Crisóstomo, aos 40 anos, sentia a tristeza de não ter um filho, “via-se metade ao espelho porque se via sem mais ninguém, carregado de ausências e de silêncios (…) e pouco ou nada do que continha lhe servia de felicidade. Para dentro do homem o homem caía”. Quando encontrou Camilo, de 14 anos, deixado sozinho na vida pela morte do avô, Crisóstomo “pensou que aquele era seu filho”. É desta forma que Valter Hugo Mãe começa a desenhar um mosaico de personagens carregadas de ausências e que compõem, cada uma com o seu passado, os primeiros capítulos do livro. Apenas mais à frente, na narrativa, as personagens se conhecem e criam espontaneamente vontade de se pertencerem.

Numa conversa conduzida por Anabela Mota Ribeiro, Valter Hugo Mãe explicou que a tese do livro é mostrar como, espontaneamente, a vida das pessoas se entrelaça e cria uma rede de relações – uma família que se inventa. É nesse património afetivo que “nos pousamos e nos vamos segurando, algo que faz parte da inteligência de estar vivo”. Nem sempre as relações de sangue são as mais importantes. Essa é a grande aventura afetiva da humanidade: “as pessoas por quem eu sou incondicionalmente”, afirma o escritor. Apenas a vontade de pertencer a alguém é a definição pura de família.

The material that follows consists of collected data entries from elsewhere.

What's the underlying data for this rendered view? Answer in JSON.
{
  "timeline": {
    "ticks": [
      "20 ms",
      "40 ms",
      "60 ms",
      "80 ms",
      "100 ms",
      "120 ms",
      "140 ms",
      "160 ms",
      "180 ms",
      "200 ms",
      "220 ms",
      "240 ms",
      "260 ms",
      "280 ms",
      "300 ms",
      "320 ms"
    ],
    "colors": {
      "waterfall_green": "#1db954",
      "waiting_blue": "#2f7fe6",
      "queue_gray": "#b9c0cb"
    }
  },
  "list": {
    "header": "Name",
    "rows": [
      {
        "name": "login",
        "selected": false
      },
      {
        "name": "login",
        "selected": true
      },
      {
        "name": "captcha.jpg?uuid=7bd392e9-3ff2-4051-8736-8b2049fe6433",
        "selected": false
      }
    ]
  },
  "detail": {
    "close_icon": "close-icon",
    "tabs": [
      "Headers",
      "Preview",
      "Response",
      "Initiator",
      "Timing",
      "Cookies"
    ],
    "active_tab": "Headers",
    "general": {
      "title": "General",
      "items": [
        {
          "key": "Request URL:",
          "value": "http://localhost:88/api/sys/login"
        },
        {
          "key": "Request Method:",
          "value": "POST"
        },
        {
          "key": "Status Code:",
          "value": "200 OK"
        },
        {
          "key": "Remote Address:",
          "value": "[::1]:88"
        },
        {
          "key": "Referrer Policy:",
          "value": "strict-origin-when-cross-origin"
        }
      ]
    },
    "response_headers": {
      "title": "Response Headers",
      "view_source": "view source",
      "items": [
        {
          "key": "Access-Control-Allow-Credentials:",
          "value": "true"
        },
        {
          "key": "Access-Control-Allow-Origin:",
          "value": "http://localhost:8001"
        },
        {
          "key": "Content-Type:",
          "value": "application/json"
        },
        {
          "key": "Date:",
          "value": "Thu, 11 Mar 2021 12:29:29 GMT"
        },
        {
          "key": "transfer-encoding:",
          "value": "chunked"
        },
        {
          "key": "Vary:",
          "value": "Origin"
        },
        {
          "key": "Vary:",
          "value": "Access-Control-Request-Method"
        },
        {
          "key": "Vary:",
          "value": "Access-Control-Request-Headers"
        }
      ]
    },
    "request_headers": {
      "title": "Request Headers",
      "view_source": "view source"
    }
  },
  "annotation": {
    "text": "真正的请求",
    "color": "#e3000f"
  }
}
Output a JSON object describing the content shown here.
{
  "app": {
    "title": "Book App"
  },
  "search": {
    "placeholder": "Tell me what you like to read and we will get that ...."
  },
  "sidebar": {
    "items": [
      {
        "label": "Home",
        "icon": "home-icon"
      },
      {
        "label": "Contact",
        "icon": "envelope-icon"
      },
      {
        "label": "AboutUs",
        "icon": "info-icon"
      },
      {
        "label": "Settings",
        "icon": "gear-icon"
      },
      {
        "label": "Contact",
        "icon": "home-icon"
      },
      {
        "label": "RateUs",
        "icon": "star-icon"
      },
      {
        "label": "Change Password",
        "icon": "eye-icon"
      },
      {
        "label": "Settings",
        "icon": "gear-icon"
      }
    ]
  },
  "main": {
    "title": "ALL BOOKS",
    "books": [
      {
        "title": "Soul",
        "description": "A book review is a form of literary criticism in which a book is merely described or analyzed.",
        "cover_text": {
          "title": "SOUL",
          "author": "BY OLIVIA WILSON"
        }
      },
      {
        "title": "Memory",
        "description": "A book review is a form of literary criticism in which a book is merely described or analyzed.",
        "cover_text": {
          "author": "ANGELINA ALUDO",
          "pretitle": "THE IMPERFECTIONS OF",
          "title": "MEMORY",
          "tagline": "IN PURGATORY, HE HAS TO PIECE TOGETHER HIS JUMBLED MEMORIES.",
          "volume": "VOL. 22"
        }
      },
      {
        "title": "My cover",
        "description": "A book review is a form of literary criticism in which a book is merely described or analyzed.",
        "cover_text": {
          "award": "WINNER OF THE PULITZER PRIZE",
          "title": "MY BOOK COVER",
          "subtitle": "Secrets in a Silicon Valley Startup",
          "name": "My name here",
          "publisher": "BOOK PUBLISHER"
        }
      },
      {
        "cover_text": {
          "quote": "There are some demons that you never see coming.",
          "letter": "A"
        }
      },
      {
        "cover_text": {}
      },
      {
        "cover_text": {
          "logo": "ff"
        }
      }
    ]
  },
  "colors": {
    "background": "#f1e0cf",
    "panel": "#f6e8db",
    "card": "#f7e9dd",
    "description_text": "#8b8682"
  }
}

Hugo Mãe afirma que escreveu este livro para ter um filho e pensa já no próximo que escreverá: “para ter uma filha – a história de uma mulher enquanto filha e de uma mulher enquanto mãe”. Para o escritor, um livro é um ato de generosidade. É isso que gostaria de deixar às pessoas. Um livro tem tudo a ver com estar completo pois “o amor não é uma coisa linear”.

O seu maior esforço neste livro foi fazer com que Crisóstomo fosse feliz. “Não que o Crisóstomo seja eu, mas ele é no fundo quem eu gostaria de ser”, disse. Às restantes personagens, que se sentem pela metade, pela sua dimensão física ou porque são reduzidas pela sociedade, o escritor destaca a sua autenticidade. “São pessoas que não têm por que mascarar o que dizem, inspiradas nas pessoas do lugar onde vivo.”

A escrita e a vida

Cada vez que começa a escrever um livro, Valter Hugo Mãe anota todos os “nomes, palavras, expressões, vozes” que lhe surgem “do nada”. São momentos dispersos, que mais tarde podem ou não incorporar a narrativa. O livro será uma “versão depurada de todas essas ideias”. “Tenho que chegar a um ponto no livro em que nada me incomode”, realça.

Falou sobre autores: Kafka, que o fascinou sempre, a poesia de Herberto Helder, Luís Miguel Nava, Al Berto, Adília Lopes ou Clarice Lispector, a única existencialista para quem tem paciência, por ser “um fenómeno literário em redor do que é e do que não é”. Saramago ou Lobo Antunes e os anos 80 são como o tempo de afirmação de ambos, que o autor considera a um nível semelhante.

Aos 40 anos, o autor revê-se na frase do livro “assumir a tristeza para reclamar a esperança. Todos temos uma distância do sofrimento. O conhecimento dessa distância, mostra a que distância estamos da felicidade”.

A “solidão é sobretudo a incapacidade de ver qualquer pessoa como nos pertencendo. Somos o resultado de tanta gente, de tanta história, tão grandes sonhos vão passando de pessoa a pessoa, que nunca estaremos sós”, remata.